いま公開中の「沈黙のパレード」を観るのに前作コンプリートしときたくて視聴。

なにこの面白い映画。
湯川先生が急に数式書き出さないし、キメ顔で「実に面白い」とか言わないし、BGMにテーマ曲が格好良く響き出したりもせず、ドラマ版より圧倒的地味になってるのにめちゃくちゃ面白い。

堤真一の演技力がすごい。
真相が明かされるまで、途中隠し撮りはじめたあたりは「元旦那よりやばいストーカー男なんじゃ…花岡さん逃げて!!」とまんまと思わされてしまった。

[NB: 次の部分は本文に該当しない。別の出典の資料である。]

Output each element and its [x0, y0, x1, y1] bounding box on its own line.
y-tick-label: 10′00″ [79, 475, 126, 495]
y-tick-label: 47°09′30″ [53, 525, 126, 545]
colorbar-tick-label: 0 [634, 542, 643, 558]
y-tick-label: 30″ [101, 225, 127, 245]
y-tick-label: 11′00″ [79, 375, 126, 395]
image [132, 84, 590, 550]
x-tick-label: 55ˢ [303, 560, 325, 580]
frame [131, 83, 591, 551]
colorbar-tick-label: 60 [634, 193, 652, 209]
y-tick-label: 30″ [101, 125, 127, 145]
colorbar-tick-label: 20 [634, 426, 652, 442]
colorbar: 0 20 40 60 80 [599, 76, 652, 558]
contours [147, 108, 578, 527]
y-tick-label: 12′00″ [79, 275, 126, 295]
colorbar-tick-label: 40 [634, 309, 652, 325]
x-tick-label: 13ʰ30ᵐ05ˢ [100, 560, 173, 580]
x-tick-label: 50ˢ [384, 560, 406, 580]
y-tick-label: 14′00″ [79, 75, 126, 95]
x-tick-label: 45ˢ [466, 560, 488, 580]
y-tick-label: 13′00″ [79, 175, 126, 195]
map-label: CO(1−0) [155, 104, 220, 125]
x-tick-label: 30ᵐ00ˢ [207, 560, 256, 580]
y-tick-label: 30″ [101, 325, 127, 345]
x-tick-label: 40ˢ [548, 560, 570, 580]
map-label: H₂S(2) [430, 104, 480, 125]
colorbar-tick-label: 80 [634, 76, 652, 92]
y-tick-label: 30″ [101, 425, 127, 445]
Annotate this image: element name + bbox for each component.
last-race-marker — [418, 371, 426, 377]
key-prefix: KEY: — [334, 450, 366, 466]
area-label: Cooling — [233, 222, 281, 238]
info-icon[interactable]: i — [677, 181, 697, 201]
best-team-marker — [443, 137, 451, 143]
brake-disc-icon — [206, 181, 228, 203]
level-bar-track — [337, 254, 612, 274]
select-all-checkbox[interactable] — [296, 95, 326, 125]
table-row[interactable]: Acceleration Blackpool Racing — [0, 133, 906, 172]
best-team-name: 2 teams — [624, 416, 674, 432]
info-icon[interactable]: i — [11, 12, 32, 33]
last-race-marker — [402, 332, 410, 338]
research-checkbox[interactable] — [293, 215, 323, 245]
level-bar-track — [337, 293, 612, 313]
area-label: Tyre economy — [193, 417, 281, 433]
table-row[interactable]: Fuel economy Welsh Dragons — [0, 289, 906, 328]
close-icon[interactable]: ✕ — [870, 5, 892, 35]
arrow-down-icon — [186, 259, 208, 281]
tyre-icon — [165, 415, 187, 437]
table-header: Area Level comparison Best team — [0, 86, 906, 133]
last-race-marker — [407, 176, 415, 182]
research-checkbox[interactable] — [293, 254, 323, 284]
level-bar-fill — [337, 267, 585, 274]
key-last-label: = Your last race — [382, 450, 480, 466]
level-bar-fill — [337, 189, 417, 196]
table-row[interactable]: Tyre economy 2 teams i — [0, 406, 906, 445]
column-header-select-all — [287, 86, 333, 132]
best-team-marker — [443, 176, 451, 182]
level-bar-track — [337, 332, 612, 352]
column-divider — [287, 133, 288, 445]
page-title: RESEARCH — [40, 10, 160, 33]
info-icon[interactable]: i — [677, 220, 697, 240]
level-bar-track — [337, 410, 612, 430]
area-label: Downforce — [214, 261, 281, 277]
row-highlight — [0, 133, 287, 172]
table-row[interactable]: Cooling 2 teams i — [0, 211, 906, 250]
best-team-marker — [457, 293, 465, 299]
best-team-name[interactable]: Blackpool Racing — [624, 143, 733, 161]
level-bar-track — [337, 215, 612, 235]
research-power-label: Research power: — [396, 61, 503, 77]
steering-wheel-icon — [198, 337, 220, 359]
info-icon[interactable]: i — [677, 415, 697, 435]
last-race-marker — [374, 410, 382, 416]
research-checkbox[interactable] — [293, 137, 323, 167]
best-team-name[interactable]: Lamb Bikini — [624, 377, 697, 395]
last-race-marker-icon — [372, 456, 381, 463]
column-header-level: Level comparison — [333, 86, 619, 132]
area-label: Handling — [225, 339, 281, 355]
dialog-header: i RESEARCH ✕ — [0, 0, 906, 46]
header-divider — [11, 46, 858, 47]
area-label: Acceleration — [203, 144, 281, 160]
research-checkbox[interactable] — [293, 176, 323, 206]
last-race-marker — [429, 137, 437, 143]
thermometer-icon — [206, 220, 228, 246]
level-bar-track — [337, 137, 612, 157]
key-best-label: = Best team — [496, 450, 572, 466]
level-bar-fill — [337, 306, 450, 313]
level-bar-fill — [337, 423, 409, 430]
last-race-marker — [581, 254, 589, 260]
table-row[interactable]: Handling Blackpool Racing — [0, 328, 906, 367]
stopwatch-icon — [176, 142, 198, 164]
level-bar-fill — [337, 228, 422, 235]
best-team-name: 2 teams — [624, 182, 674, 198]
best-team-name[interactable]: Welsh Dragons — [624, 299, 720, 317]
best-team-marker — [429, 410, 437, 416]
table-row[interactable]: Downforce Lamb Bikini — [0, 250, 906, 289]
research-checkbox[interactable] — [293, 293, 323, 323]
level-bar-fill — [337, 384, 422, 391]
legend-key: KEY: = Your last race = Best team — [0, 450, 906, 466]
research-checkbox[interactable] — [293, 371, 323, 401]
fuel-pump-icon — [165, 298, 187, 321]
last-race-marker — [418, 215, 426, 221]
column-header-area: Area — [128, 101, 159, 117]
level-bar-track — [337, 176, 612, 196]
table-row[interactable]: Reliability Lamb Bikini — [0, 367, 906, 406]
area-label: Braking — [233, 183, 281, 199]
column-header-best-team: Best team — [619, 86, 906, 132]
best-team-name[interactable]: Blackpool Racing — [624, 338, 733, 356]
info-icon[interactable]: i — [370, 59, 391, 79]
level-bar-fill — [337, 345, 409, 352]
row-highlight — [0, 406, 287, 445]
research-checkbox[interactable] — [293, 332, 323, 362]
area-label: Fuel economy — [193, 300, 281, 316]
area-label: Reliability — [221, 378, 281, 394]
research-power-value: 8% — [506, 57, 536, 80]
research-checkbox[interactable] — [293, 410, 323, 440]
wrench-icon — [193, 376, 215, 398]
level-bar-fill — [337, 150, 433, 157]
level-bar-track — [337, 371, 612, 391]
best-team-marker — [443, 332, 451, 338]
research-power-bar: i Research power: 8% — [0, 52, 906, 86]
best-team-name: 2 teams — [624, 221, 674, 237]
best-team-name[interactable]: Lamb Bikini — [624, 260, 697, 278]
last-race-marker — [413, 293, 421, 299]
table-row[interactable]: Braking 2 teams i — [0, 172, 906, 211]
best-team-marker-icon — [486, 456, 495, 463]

話の構成と相俟って、やばいストーカー男にもひたすらに献身的で物静かな男にも見えるから、脳がバグる。
最後連行される際の慟哭が凄まじく、全て台無しになったことへの絶望のなかに、愛する人間が自分を捨て置かないでいてくれたことへの喜びが滲むようで、色々な感情が綯い交ぜになっている様が見事だった。

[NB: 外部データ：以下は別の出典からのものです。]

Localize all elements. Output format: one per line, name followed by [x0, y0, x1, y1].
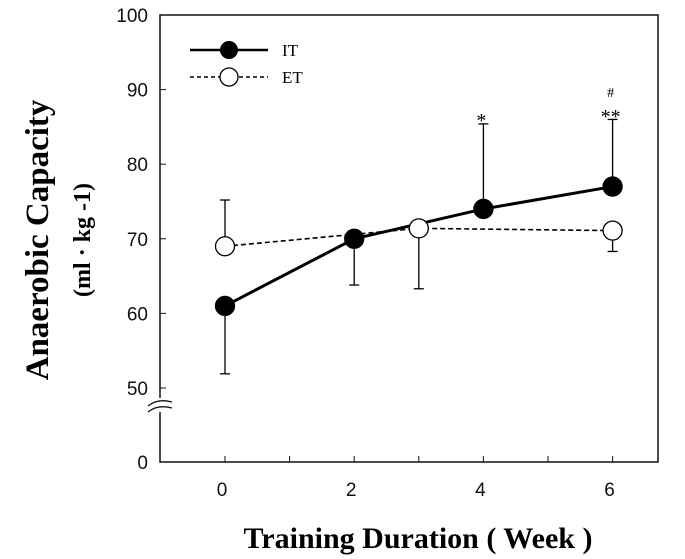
x-tick-label: 4 [475, 480, 486, 501]
y-tick-label: 90 [127, 81, 148, 102]
y-tick-label: 70 [127, 230, 148, 251]
data-point-et [214, 236, 236, 257]
legend-label-it: IT [282, 41, 299, 60]
data-point-et [408, 218, 429, 239]
legend-marker-it [220, 41, 238, 59]
y-tick-label: 60 [127, 304, 148, 325]
y-axis-label: Anaerobic Capacity [20, 99, 56, 380]
data-point-it [214, 295, 236, 317]
x-tick-label: 0 [217, 480, 228, 501]
legend-label-et: ET [282, 68, 303, 87]
data-point-et [602, 220, 623, 241]
x-axis-label: Training Duration ( Week ) [244, 522, 593, 555]
axis-break [147, 398, 173, 413]
data-point-it [344, 228, 365, 249]
y-tick-label: 80 [127, 155, 148, 176]
x-tick-label: 6 [604, 480, 615, 501]
legend: IT ET [190, 41, 303, 87]
significance-annotation: # [607, 86, 614, 101]
data-point-it [602, 176, 623, 197]
data-point-it [473, 198, 494, 220]
significance-annotation: ** [601, 106, 621, 128]
legend-marker-et [219, 67, 239, 87]
significance-annotation: * [476, 110, 486, 132]
x-tick-label: 2 [346, 480, 357, 501]
y-axis-unit: (ml · kg -1) [70, 183, 96, 297]
y-tick-label: 50 [127, 379, 148, 400]
y-tick-label: 100 [116, 6, 148, 27]
y-tick-label: 0 [137, 453, 148, 474]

あと石神自身を含め、人間の感情も織り込み済みのトリックというところが天才のそれだな思った。
追う側のミスリードを誘うトリックはよく見るけど、追われる側の「嘘をつくと多少なりとも動揺して危ない→嘘をつかなくていいようにする」とか「罪を被るにしても全くの無罪だと逃げ出してしまいそう→だから本当に罪を犯す」といった感情のコントロールまで含め完全犯罪を成そうとしているのは、他に類似したものをパッと思いつかない(自分が知らないだけかもしれないけど)。そのあたりが、まさに天才・石神が考えたトリックという感じがしていいなと思う。
そして、そこまでコントロールしたにもかかわらず、最後の最後で花岡さんに手紙を2通『同時に』渡してしまうっていう痛恨のミスをしているところが、石神の人となりをよく表しているようにも思う。
工藤氏に「花岡靖子に近づくな」なんて手紙を送っているあたり、ストーカーとしての実績作りと、工藤氏から花岡さんへ話がいき、花岡さんに自分への恐怖心を抱かせるところまで計算していると思うんだよね。それによって、自分が出頭したあとにストーカー行為を受けていたと躊躇なく言えるように、とまで考えていたと思う。
でも最後、真摯な愛情と感謝をしたためた手紙をあのタイミングで渡してしまうのは、ほんの少しでも自分を省みてほしい気持ちが無意識に滲んだんじゃないかとか、石神自身が自分という人間を、花岡さんが石神を想うよりかなり軽んじて扱っていたんだろうとか、そういうことを思った。じゃなければ、最後の指示をするにしてももう少しやりようはあったように思う。感謝の手紙はなにもかも終わったあとに届くようにしてもいいわけだし。

石神さんは愛する花岡さんのためになんの罪もない人を1人殺しているわけだけど、その酷薄な感じも、普段高校教師をやりながらも生徒に全く心を寄せていない様子とわりと符号するというか、違和感ないというか。

なんか色々書いてしまったけど、上映2時間というごく限られた中で、ゲストキャラなのに石神という人物の描写が克明すぎやしませんか…??
底の底まで描こうとしている感じ。

というふうに、色々と思い巡らせることができるこの劇場版は、とても素晴らしい作品なのでめちゃおすすめです。